Questo allarme è inoltre attutito e ovattato proprio dai governi stessi che, in un atteggiamento connivente con il sistema estrattivo, hanno ripetutamente ridimensionato e rimandato gli allarmi della scienza verso l’attuale sistema fossile e consumistico presente in tutti i documenti. In tal senso, per esempio: l’Arabia Saudita ha imposto di eliminare dal riassunto per i decisori politici nell’AR6 la dichiarazione che i combustibili fossili sono la causa primaria della crisi climatica; la Norvegia ha contestato l’urgenza con cui le emissioni dovrebbero essere ridotte; Cina, Nuova Zelanda e Paesi Bassi hanno chiesto di rimuovere parti in cui gli scienziati mettevano in guardia contro i meccanismi poco efficaci di cattura e stoccaggio carbonica (CCS). E ancora: la Cina ha ottenuto la rimozione del verso più importante (la riduzione delle emissioni di due terzi in 12 anni per rimanere sotto la soglia di +1.5°C), pur lasciando il dato in una tabella riepilogativa a margine; gli Stati Uniti hanno ostacolato la proposta di alcuni Paesi in via di sviluppo di adattare le proprie risposte climatiche in base alle strategie dei paesi ricchi e la proposta di trasferire più tecnologie e investimenti verso gli stati meno abbienti. Inoltre il dibattito finale è stato prolungato a tal punto che i rappresentanti dei paesi del Sud America e dell’Africa hanno dovuto abbandonare la conferenza, concedendo più spazio a trattative e più compromessi favorevoli ai paesi sopra nominati.

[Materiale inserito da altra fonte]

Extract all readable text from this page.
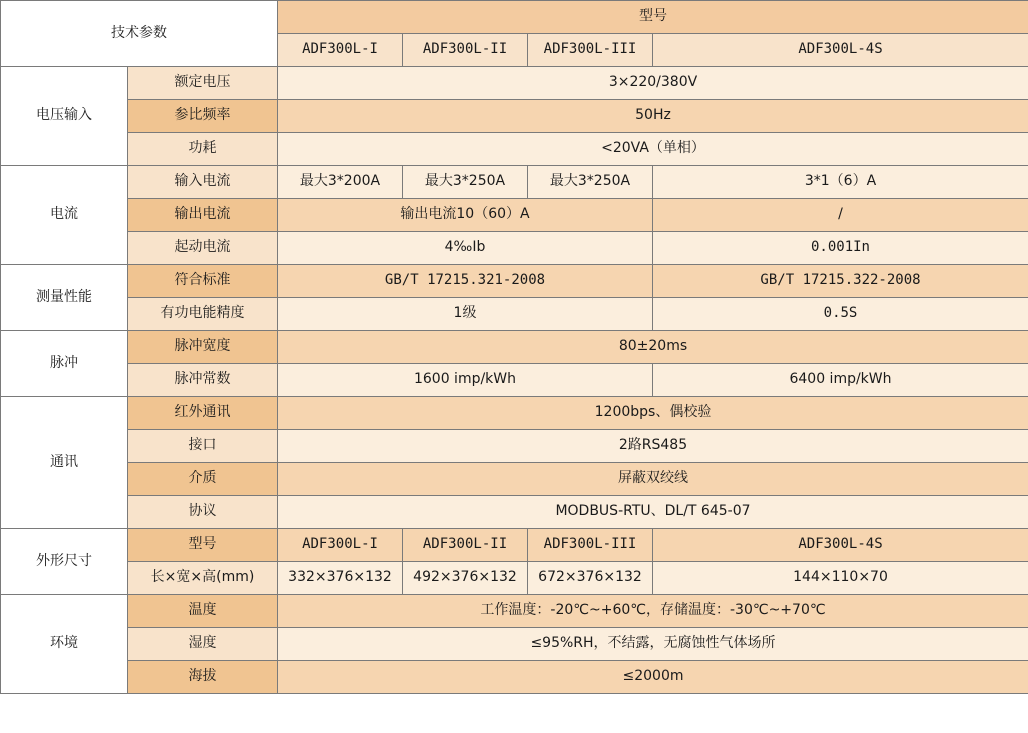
技术参数		型号			
		ADF300L-I	ADF300L-II	ADF300L-III	ADF300L-4S
电压输入	额定电压	3×220/380V			
	参比频率	50Hz			
	功耗	<20VA（单相）			
电流	输入电流	最大3*200A	最大3*250A	最大3*250A	3*1（6）A
	输出电流	输出电流10（60）A			/
	起动电流	4‰Ib			0.001In
测量性能	符合标准	GB/T 17215.321-2008			GB/T 17215.322-2008
	有功电能精度	1级			0.5S
脉冲	脉冲宽度	80±20ms			
	脉冲常数	1600 imp/kWh			6400 imp/kWh
通讯	红外通讯	1200bps、偶校验			
	接口	2路RS485			
	介质	屏蔽双绞线			
	协议	MODBUS-RTU、DL/T 645-07			
外形尺寸	型号	ADF300L-I	ADF300L-II	ADF300L-III	ADF300L-4S
	长×宽×高(mm)	332×376×132	492×376×132	672×376×132	144×110×70
环境	温度	工作温度：-20℃~+60℃，存储温度：-30℃~+70℃			
	湿度	≤95%RH，不结露，无腐蚀性气体场所			
	海拔	≤2000m			
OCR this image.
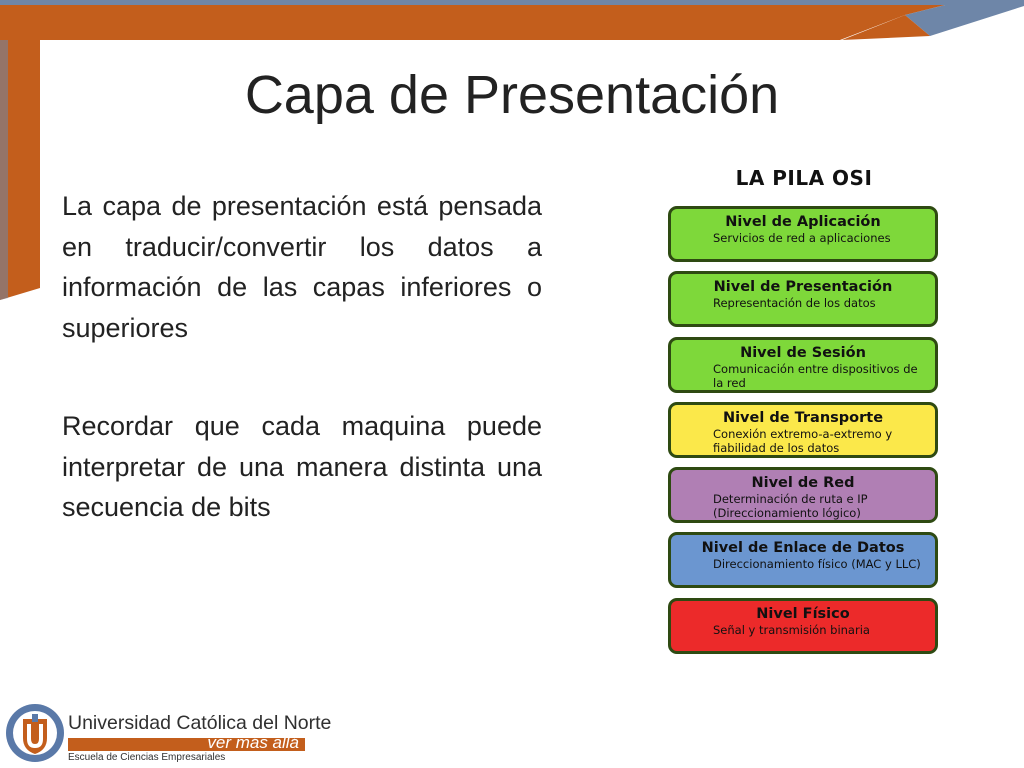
Capa de Presentación

La capa de presentación está pensada en traducir/convertir los datos a información de las capas inferiores o superiores

Recordar que cada maquina puede interpretar de una manera distinta una secuencia de bits

LA PILA OSI
Nivel de Aplicación
Servicios de red a aplicaciones
Nivel de Presentación
Representación de los datos
Nivel de Sesión
Comunicación entre dispositivos de la red
Nivel de Transporte
Conexión extremo-a-extremo y fiabilidad de los datos
Nivel de Red
Determinación de ruta e IP (Direccionamiento lógico)
Nivel de Enlace de Datos
Direccionamiento físico (MAC y LLC)
Nivel Físico
Señal y transmisión binaria
Universidad Católica del Norte
ver más allá
Escuela de Ciencias Empresariales
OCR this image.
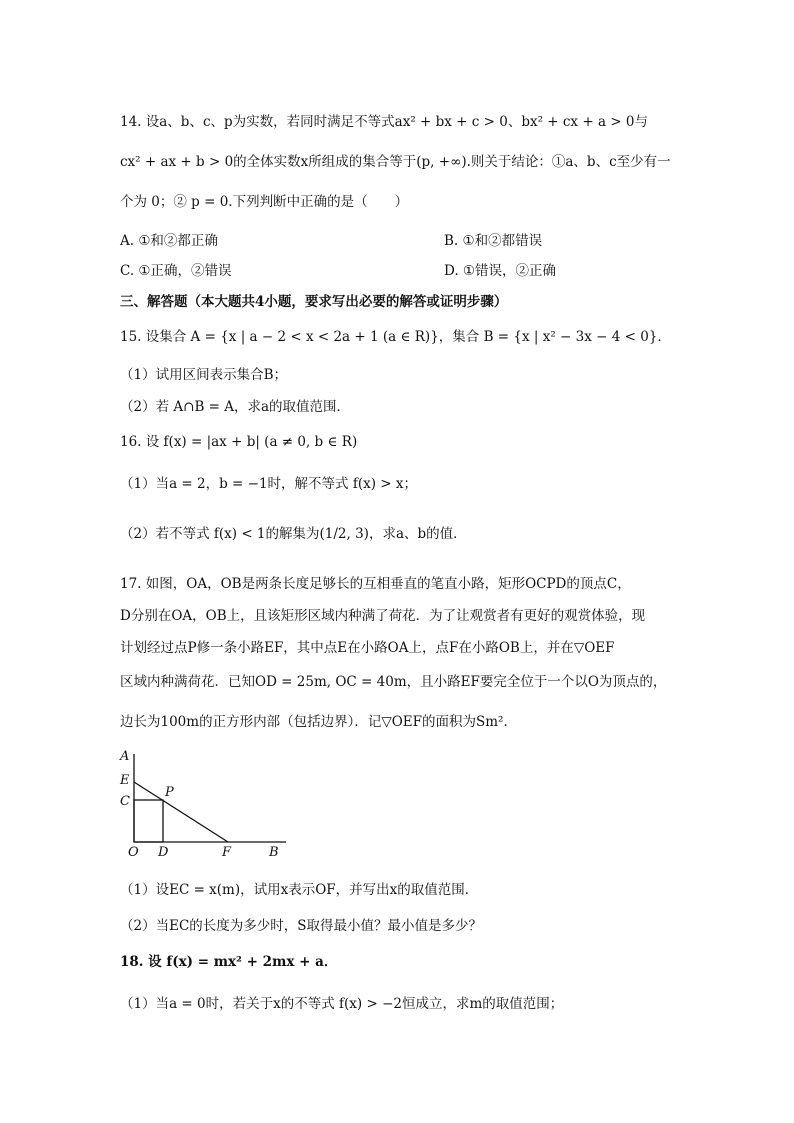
14. 设a、b、c、p为实数，若同时满足不等式ax² + bx + c > 0、bx² + cx + a > 0与
cx² + ax + b > 0的全体实数x所组成的集合等于(p, +∞).则关于结论：①a、b、c至少有一
个为 0；② p = 0.下列判断中正确的是（　　）
A. ①和②都正确	B. ①和②都错误
C. ①正确，②错误	D. ①错误，②正确
三、解答题（本大题共4小题，要求写出必要的解答或证明步骤）
15. 设集合 A = {x | a − 2 < x < 2a + 1 (a ∈ R)}，集合 B = {x | x² − 3x − 4 < 0}．
（1）试用区间表示集合B；
（2）若 A∩B = A，求a的取值范围．
16. 设 f(x) = |ax + b| (a ≠ 0, b ∈ R)
（1）当a = 2，b = −1时，解不等式 f(x) > x；
（2）若不等式 f(x) < 1的解集为(1/2, 3)，求a、b的值．
17. 如图，OA，OB是两条长度足够长的互相垂直的笔直小路，矩形OCPD的顶点C，
D分别在OA，OB上，且该矩形区域内种满了荷花．为了让观赏者有更好的观赏体验，现
计划经过点P修一条小路EF，其中点E在小路OA上，点F在小路OB上，并在▽OEF
区域内种满荷花．已知OD = 25m, OC = 40m，且小路EF要完全位于一个以O为顶点的，
边长为100m的正方形内部（包括边界）．记▽OEF的面积为Sm²．
A
E
C
P
O D	F	B
（1）设EC = x(m)，试用x表示OF，并写出x的取值范围．
（2）当EC的长度为多少时，S取得最小值？最小值是多少？
18. 设 f(x) = mx² + 2mx + a．
（1）当a = 0时，若关于x的不等式 f(x) > −2恒成立，求m的取值范围；
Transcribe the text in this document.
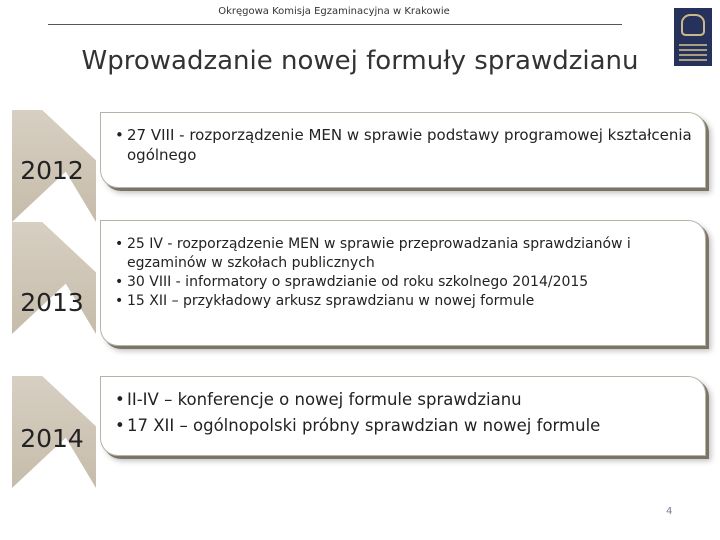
Okręgowa Komisja Egzaminacyjna w Krakowie
Wprowadzanie nowej formuły sprawdzianu
2012
• 27 VIII - rozporządzenie MEN w sprawie podstawy programowej kształcenia ogólnego
2013
• 25 IV - rozporządzenie MEN w sprawie przeprowadzania sprawdzianów i egzaminów w szkołach publicznych
• 30 VIII - informatory o sprawdzianie od roku szkolnego 2014/2015
• 15 XII – przykładowy arkusz sprawdzianu w nowej formule
2014
• II-IV – konferencje o nowej formule sprawdzianu
• 17 XII – ogólnopolski próbny sprawdzian w nowej formule
4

In sintesi, e com’è già emerso dalle varie conferenze climatiche, i governi dei Paesi ricchi non hanno nessuna intenzione di affrontare seriamente le dichiarazioni di esperti e scienziati, né di prendere in considerazione le richieste esistenziali e legittime dei Paesi del Sud globale, i più minacciati dagli eventi estremi. Ne è un esempio la politica (non-)climatica dell’Italia: a fronte dell’urgenza di azzerare le emissioni, negli ultimi tre anni sono stati approvati più di 120 progetti fossili (centrali a gas, rigassificatori, metanodotti, nuove importazioni e riaperture di centrali a carbone) che causeranno un aumento di circa 1.2 Gt nella loro vita operativa (per avere un confronto, attualmente nel mondo si emettono circa 37 Gt all’anno).

Viene da chiedersi a chi sia rivolto, allora, questo ennesimo allarme Ipcc, considerando che i destinatari naturali dei report, i decisori politici, non intendono rispondere al proprio mandato di protezione della cittadinanza; ma piuttosto insistono nel tutelare gli attori, economico-produttivi, del disastro che si sta abbattendo sull’umanità.

Abbiamo bisogno della complicità sana dei media per raccontare la verità sulla crisi ecoclimatica: agire ora è l’unico messaggio veicolabile, deve penetrare le vene dell’umanità per pretendere che sia così.